Hothouse saidIt's good for couples to be GGG - good, giving, and game - in the bedroom. Meaning, willing to go along with their partner in sexual requests that the other may have - as long as it's not a deal breaker activity. They may not get much, or anything, out of the activity, but participate to please the partner.
Having said that, if you're asking your partner to keep his hands off his dick while you're fucking him with the goal of his achieving a hand's free orgasm, I'd think that your partner should be willing to go along with you - as long as you're not asking him to do this every time you fuck.
If you don't want him to ever touch his dick, then you're trying to control him and that is asking too much.
So, yeah, every now and then is fine, but you also have to be GGG and do some things he likes that you're not as into.
Same answer I would give. And I've been in these situations, I think we all have. Among those I didn't like, but played along as best I could, were "talk dirty to me" and elaborate role playing.
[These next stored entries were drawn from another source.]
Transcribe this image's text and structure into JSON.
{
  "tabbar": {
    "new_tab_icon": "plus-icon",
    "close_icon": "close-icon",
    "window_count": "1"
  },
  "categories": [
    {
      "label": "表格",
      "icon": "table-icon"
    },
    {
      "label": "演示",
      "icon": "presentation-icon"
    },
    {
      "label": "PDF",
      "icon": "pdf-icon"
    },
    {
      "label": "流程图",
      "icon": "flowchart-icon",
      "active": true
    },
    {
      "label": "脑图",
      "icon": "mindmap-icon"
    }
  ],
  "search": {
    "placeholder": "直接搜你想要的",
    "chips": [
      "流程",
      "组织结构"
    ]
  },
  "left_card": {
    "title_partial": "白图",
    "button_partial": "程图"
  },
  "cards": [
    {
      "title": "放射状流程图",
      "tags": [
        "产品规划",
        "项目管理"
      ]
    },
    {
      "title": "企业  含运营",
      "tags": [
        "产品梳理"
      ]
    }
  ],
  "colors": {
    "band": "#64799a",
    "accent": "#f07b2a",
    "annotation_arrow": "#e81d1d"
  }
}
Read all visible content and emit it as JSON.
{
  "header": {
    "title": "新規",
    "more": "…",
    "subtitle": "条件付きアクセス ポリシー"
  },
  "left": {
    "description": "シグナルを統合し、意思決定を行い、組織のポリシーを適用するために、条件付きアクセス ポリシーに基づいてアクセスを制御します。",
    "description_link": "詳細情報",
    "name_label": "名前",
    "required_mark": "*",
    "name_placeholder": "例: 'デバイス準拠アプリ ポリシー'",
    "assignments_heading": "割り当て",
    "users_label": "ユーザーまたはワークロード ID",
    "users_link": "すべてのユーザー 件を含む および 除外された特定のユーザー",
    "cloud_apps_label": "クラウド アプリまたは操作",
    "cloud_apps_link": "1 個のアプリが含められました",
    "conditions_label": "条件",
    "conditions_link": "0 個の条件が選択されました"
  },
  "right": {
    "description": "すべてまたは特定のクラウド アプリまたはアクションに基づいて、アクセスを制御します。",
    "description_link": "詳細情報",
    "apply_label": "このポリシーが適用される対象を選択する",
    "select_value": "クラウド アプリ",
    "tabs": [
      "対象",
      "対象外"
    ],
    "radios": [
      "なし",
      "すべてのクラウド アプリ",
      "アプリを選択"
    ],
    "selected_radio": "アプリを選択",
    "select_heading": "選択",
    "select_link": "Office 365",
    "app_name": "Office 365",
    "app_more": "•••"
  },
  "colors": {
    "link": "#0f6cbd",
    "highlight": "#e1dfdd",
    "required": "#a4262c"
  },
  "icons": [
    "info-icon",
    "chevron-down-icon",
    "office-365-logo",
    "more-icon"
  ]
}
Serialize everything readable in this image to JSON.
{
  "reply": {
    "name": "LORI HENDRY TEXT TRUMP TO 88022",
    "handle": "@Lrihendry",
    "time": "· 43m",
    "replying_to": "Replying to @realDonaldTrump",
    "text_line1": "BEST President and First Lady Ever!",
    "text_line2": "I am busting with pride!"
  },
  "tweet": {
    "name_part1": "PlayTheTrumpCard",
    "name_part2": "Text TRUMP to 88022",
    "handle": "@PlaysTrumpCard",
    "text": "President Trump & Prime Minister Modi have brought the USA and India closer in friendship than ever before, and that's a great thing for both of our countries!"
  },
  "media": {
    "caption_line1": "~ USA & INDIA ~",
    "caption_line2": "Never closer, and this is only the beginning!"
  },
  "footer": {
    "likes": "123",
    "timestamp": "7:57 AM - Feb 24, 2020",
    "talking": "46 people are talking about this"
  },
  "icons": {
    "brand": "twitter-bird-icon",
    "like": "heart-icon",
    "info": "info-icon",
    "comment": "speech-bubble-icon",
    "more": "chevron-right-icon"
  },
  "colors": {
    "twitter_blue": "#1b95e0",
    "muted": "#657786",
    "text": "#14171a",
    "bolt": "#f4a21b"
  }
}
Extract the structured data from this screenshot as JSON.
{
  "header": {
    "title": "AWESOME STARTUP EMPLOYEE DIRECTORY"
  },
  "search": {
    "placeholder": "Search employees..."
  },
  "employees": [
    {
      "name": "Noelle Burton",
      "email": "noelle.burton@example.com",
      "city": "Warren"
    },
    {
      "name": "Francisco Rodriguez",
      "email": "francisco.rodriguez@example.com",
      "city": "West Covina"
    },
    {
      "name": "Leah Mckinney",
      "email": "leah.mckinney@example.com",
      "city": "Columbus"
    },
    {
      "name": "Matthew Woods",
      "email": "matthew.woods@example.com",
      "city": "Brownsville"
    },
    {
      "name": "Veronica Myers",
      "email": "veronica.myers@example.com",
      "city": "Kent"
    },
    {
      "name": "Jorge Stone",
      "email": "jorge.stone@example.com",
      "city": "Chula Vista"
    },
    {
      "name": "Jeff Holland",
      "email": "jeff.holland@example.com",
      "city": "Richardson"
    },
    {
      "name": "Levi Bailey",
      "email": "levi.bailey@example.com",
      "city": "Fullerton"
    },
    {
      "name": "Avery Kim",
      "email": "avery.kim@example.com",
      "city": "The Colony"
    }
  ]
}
I don't have a filthy mouth, I don't even think filthy, really don't know what I should be saying, so the whole thing is a distasteful sham to me. Plus it distracts me, not good at multi-tasking anymore, trying to think of suitable dirty phrases I'd never use otherwise. He needs to be content with passionate grunts, gasps & sighs, those I can manage. LOL! But I'll still try if he asks.
But role playing is the worst. I had one BF, a professional actor himself not surprisingly, who'd practically script our encounters. They usually involved a pretend locker room, me the guy just coming from the (real) shower wrapped in a towel, him in gym attire who starts a conversation as I dry off and (try to) dress as he comments on my junk. But he was also the scene's director, and get all mad if I didn't deliver my "lines" right, really too much controlling hassle for me.
BTW, love that GGG - good, giving & game.